Yeni parti kuracaklar, Ak Parti'yi korkutur mu? (Ak Parti derken, bir zat var, ötesi ve berisi yok. O zatın ismini parti yerine koyabilirsiniz.)
Abdüllatif Şener, 2009'da, her şey yolunda giderken, ortaya çıktı. Hazırlığı da yoktu, etrafı da... Netice alamadı.
Ali Babacan ve Ahmet Davutoğlu'nun durumu farklı. Ülke dibe doğru inerken ortaya çıktılar. Öyle ki, Saray, kendisinden başka kimseye güvenmez oldu. Zamanında birlikte başarıya imza attıkları kim varsa uzağa düştü veya düşürüldü.
Kendilerinde "ilâhî" güç görenler, kimseyi umursamazlar. Ben varken, başkasına ihtiyaç duyulmaz, derler. O kadar güvensizler ki, kul köle olamayanların dışında kimseyi kabul etmezler.
En yakın akraba, para musluğunun başında. Güvensizliğin derecesini burada ölçebilirsiniz.
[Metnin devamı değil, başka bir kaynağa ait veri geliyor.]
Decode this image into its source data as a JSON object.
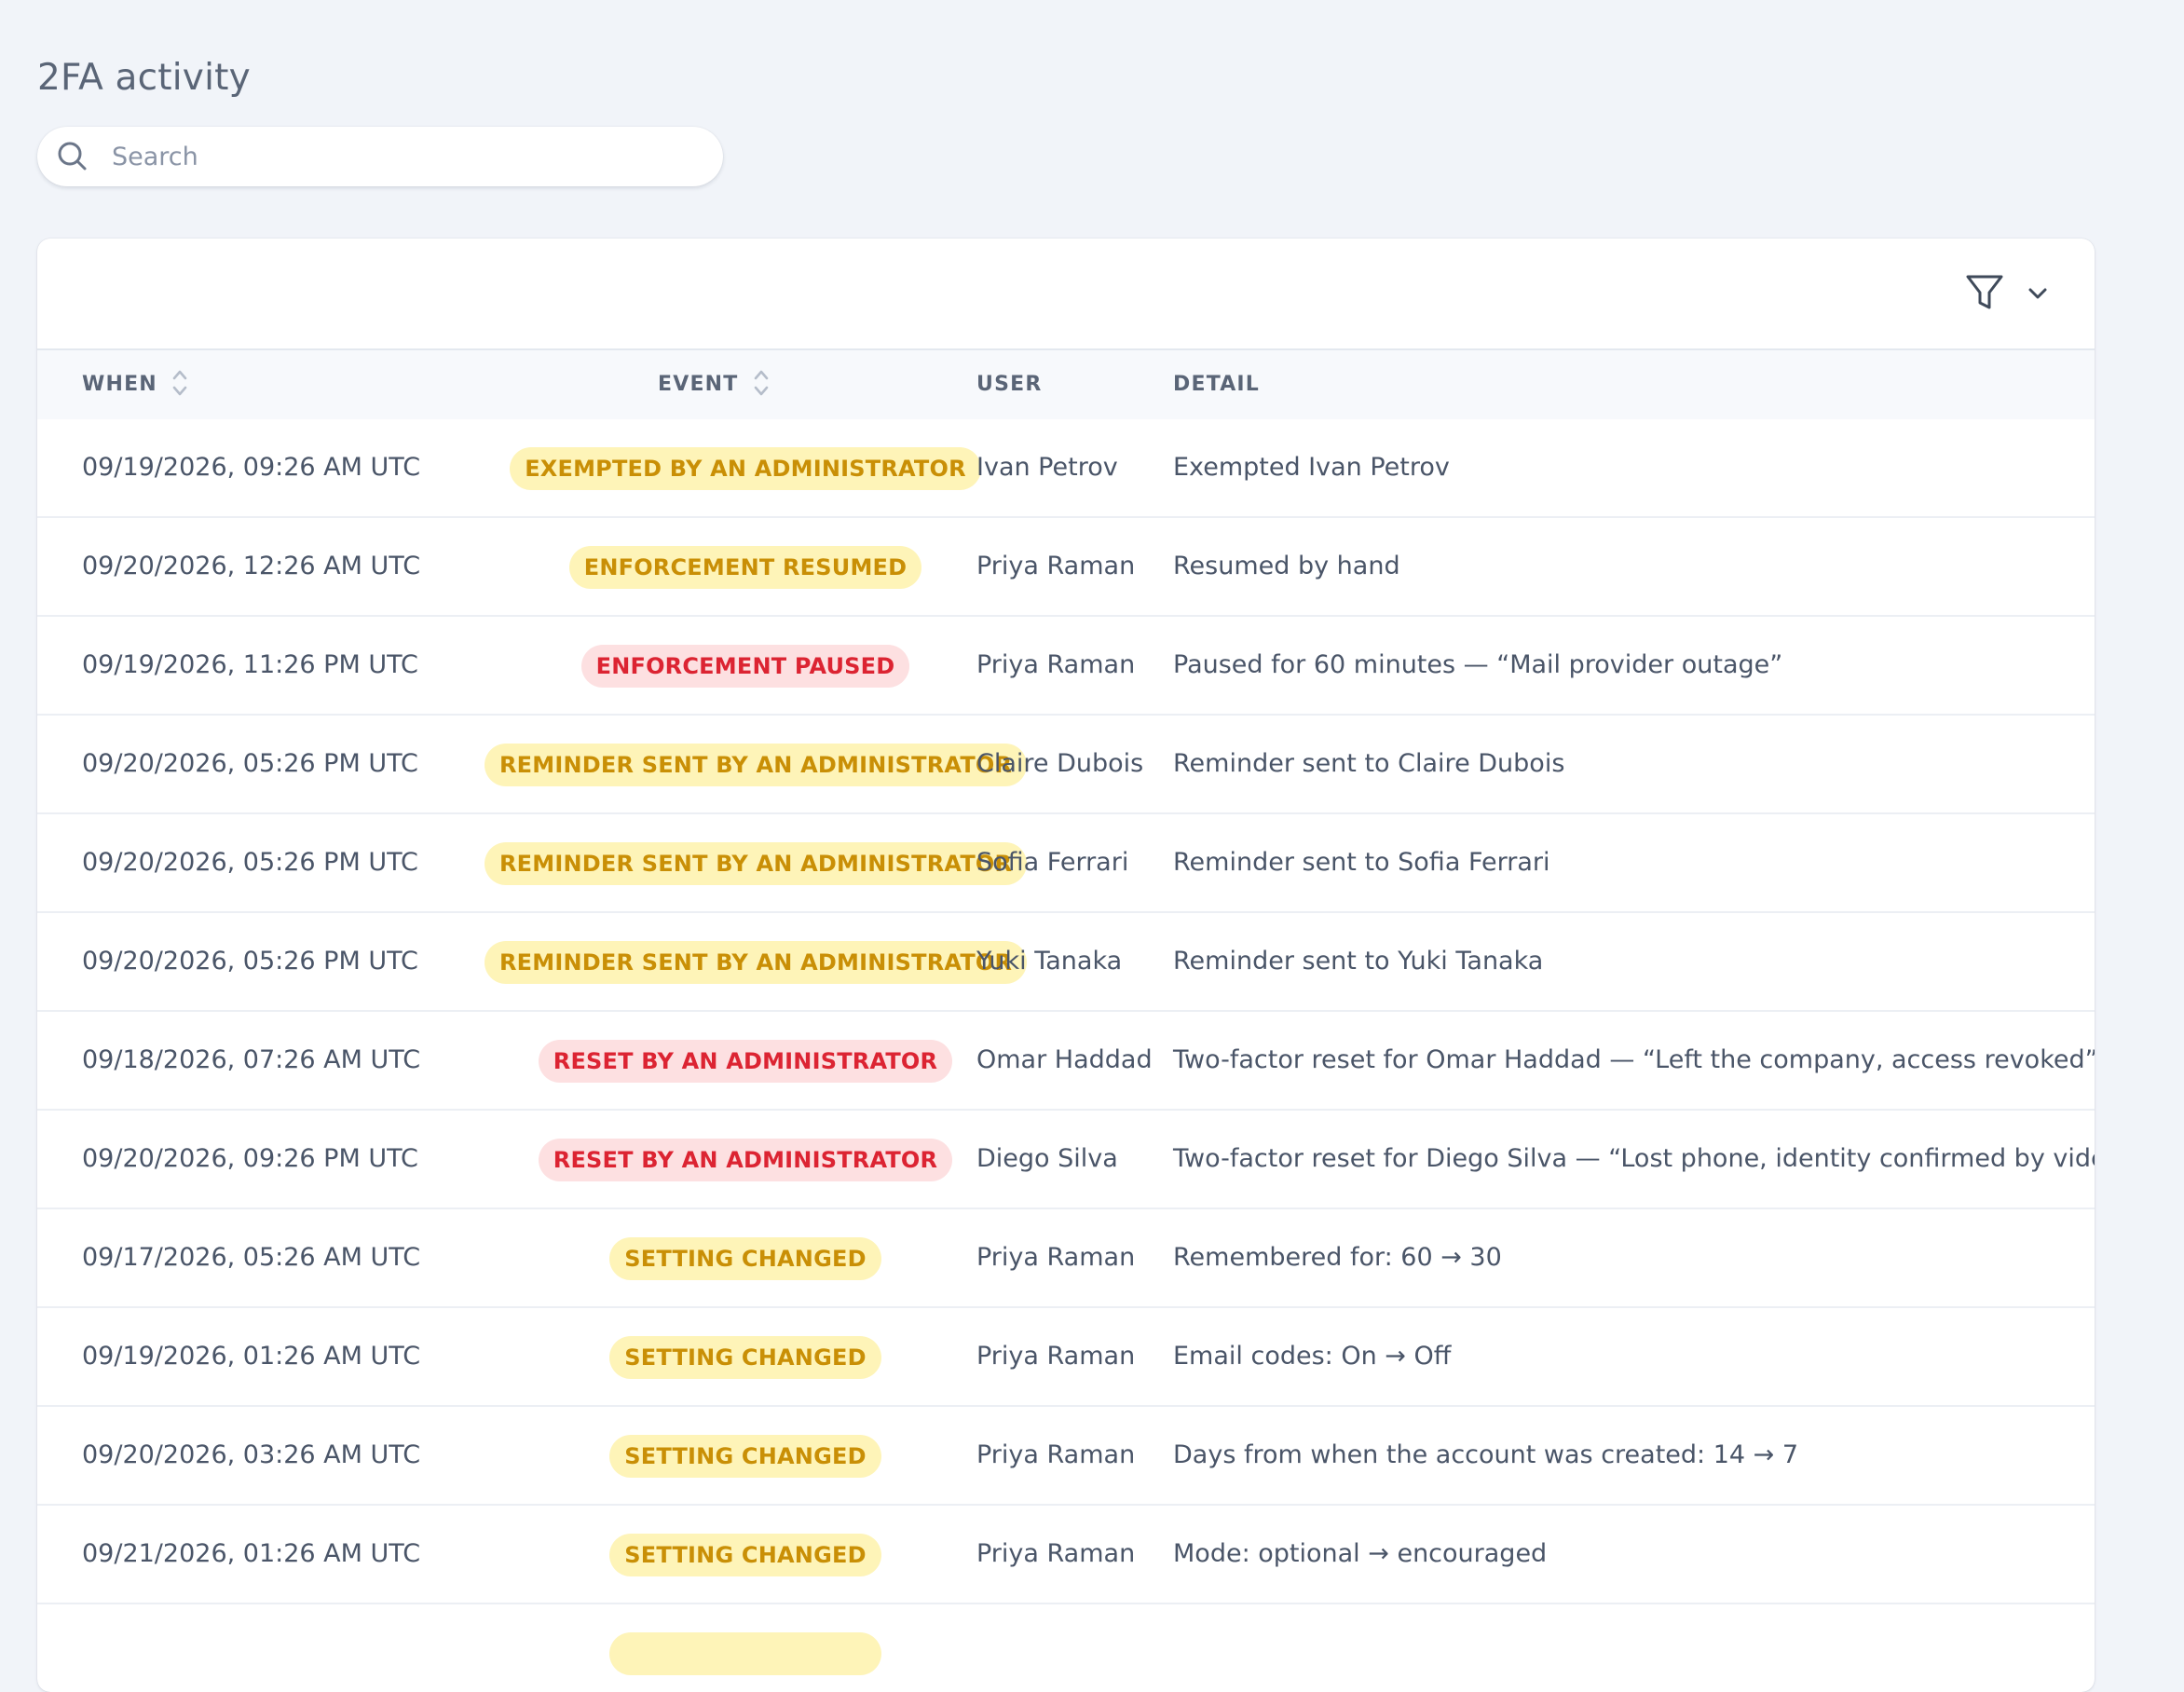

Ahmet Davutoğlu'nun dedikleri Karar gazetesinde ilk röportajın Ali Babacan'la yapılması düşündürücü. Acaba, "Biz herkese açığız; fikrimiz hür!" mü demek istediler? (Dolayısıyla A. Davutoğlu böyle mi düşünüyor?), yoksa "Ali Babacan eteklerindeki taşı döksün, bir görelim. Sonra Ahmet Davutoğlu gereğini yapar." mı, dediler? A. Davutoğlu cenahının olduğu iddia edilegelen gazetede, A. Babacan'a kapı açarak, "Birleşmeye hazırız." mı demek istediler? Tabiî Ali Babacan, bile bile mülakata razı olmuşsa, iki taraf arasında el altından görüşüldüğü manasını çıkarabiliriz. Bölünme ikisine de zarar. Halkın, "Ak Parti'nin gidişatını beğenmeyenler ortaya çıktılar, aynı teşhisi koyuyorlar ama, ihtiraslarını gemleyemiyorlar, 'ben' kavgasına giriyorlar." diyeceğini muhakkak düşünüyorlardır.
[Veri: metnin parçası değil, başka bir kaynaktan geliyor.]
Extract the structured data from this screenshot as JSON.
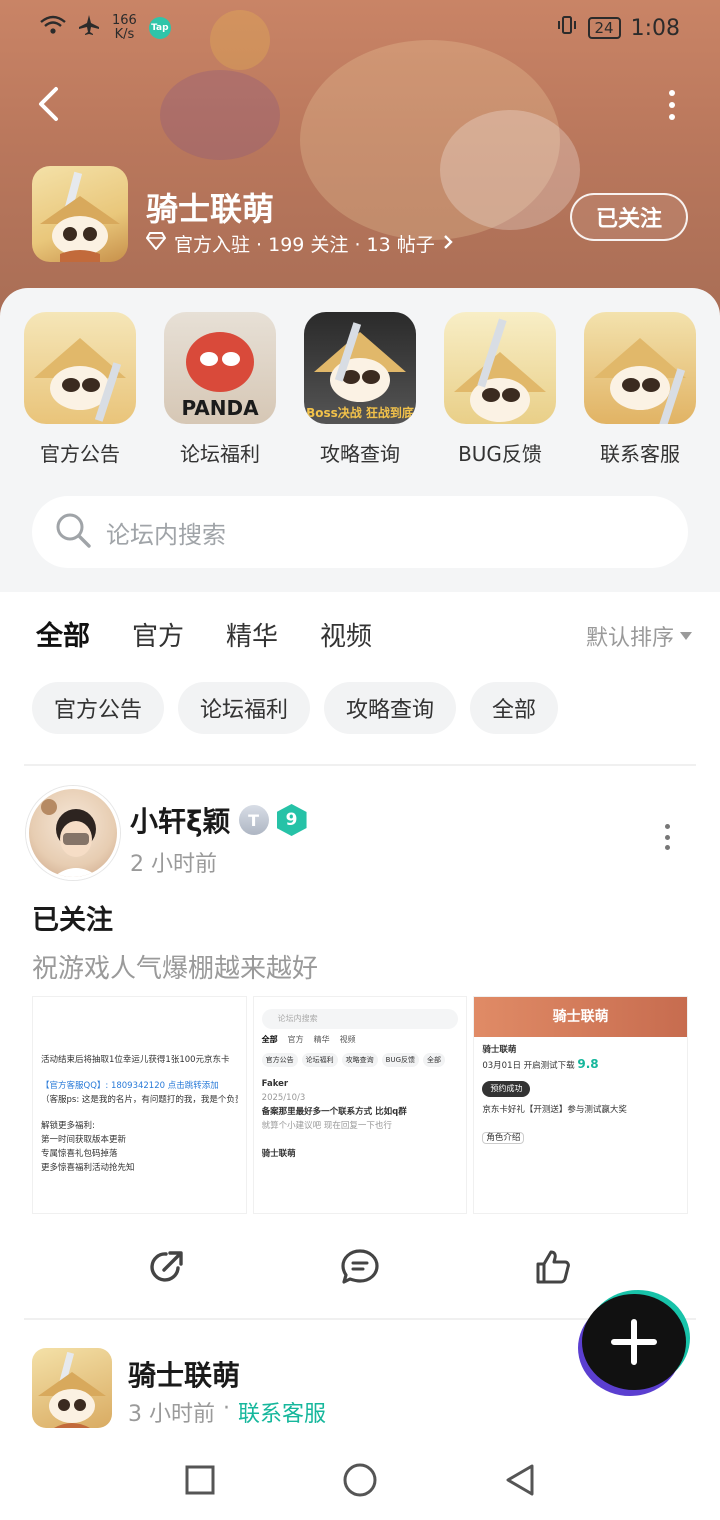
{
  "status_bar": {
    "net_speed_value": "166",
    "net_speed_unit": "K/s",
    "tap_badge": "Tap",
    "battery": "24",
    "time": "1:08"
  },
  "header": {
    "forum_name": "骑士联萌",
    "meta": "官方入驻 · 199 关注 · 13 帖子",
    "follow_label": "已关注"
  },
  "shortcuts": [
    {
      "label": "官方公告",
      "icon": "announcement-icon"
    },
    {
      "label": "论坛福利",
      "icon": "welfare-icon",
      "caption": "PANDA"
    },
    {
      "label": "攻略查询",
      "icon": "guide-icon",
      "caption": "Boss决战 狂战到底"
    },
    {
      "label": "BUG反馈",
      "icon": "bug-feedback-icon"
    },
    {
      "label": "联系客服",
      "icon": "customer-service-icon"
    }
  ],
  "search": {
    "placeholder": "论坛内搜索"
  },
  "tabs": [
    "全部",
    "官方",
    "精华",
    "视频"
  ],
  "sort_label": "默认排序",
  "chips": [
    "官方公告",
    "论坛福利",
    "攻略查询",
    "全部"
  ],
  "post1": {
    "author": "小轩ξ颖",
    "level_badge": "T",
    "rank": "9",
    "time": "2 小时前",
    "title": "已关注",
    "body": "祝游戏人气爆棚越来越好",
    "shot1": {
      "lines": [
        "活动结束后将抽取1位幸运儿获得1张100元京东卡",
        "【官方客服QQ】: 1809342120 点击跳转添加",
        "（客服ps: 这是我的名片，有问题打的我，我是个负责的人）",
        "解锁更多福利:",
        "第一时间获取版本更新",
        "专属惊喜礼包码掉落",
        "更多惊喜福利活动抢先知"
      ]
    },
    "shot2": {
      "search": "论坛内搜索",
      "tabs": [
        "全部",
        "官方",
        "精华",
        "视频"
      ],
      "chips": [
        "官方公告",
        "论坛福利",
        "攻略查询",
        "BUG反馈",
        "全部"
      ],
      "author": "Faker",
      "date": "2025/10/3",
      "title": "备案那里最好多一个联系方式 比如q群",
      "body": "就算个小建议吧 现在回复一下也行",
      "footer": "骑士联萌"
    },
    "shot3": {
      "banner": "骑士联萌",
      "name": "骑士联萌",
      "date": "03月01日 开启测试下载",
      "score": "9.8",
      "toast": "预约成功",
      "note": "京东卡好礼【开测送】参与测试赢大奖",
      "tag": "角色介绍"
    }
  },
  "post2": {
    "author": "骑士联萌",
    "time": "3 小时前",
    "tag": "联系客服"
  },
  "colors": {
    "accent": "#16c3b0",
    "banner": "#b9775c",
    "panel": "#f4f5f6"
  }
}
Abdüllatif Şener çıkışında eksik ne ise onunu tamamlamaları gerekir ki, burada en büyük engel, iç muhalefetin bölünmüşlüğü. Ayrı baş çekenlere kimse itibar etmez. Yeni parti içinde zaman kimin yükseleceğini kimin hâkimiyet sağlayacağını ve kimin etrafına çokluğu toplayacağını gösterecektir.
Çok seyrek ortayla çıkan Ali Babacan'ın "ağabeyi" Abdullah Gül, bu gazeteyi ziyaret etmişti. Biz mi yanlış biliyoruz. Asıl Abdullah Gül-Ali babacan ikilisi mi finans desteği sağlayan? Neyse... Kendilerini ilgilendiren mesele.
Ali Babacan'ın, ilk mülâkatında söylediği fazla bir şey yok. Hemen hepsi, yeni parti kurmak için yola çıkacakların idealize ettikleri sözler. Güçlü bir ekiple çalıştıklarını sık sık vurguluyor.
Ahmet Davutoğlu ile bir araya gelip gelmeyecekleri asıl soru idi. Cevabı şöyle:
"Biz Ahmet Bey'le 2003 yılında tanıştık. AK Parti kuruldu, daha sonra hükümet kuruldu, daha sonra tanıştık. Yakın dost olduk. İlmine saygı duyduğumuz bir insan. Ailecek yakın olduğumuz ve sevdiğimiz birisi kendisi. Ancak siyasetteki önceliklerimiz, izlediğimiz yöntem ve üslup oldukça farklı. Şu anda bizim geleceğe bakmamız gerekiyor ve tam anlamıyla bir ekip çalışması yapmamız gerekiyor."
A. Babacan'ın "Yöntem ve üslup oldukça farklı" derken neyi kastettiğini yakında öğreniriz.
Mülakatçılar entel takılınca, "Kürt meselesi" diyerek yücelttikleri etnikçiliği, HDP'li belediyelere "kayyım" tayinini sormazlar ve bekledikleri cevapları almazlarsa hiç olmaz. Ancak Ali Babacan, bu soruları da yuvarladı.
A. Babacan, sözü sık sık "adalet, özgürlük ve ekonomi"ye getirdi. Ama nasıl adalet, ama nasıl hürriyet, ama nasıl ekonomi? Bunları bilmiyoruz.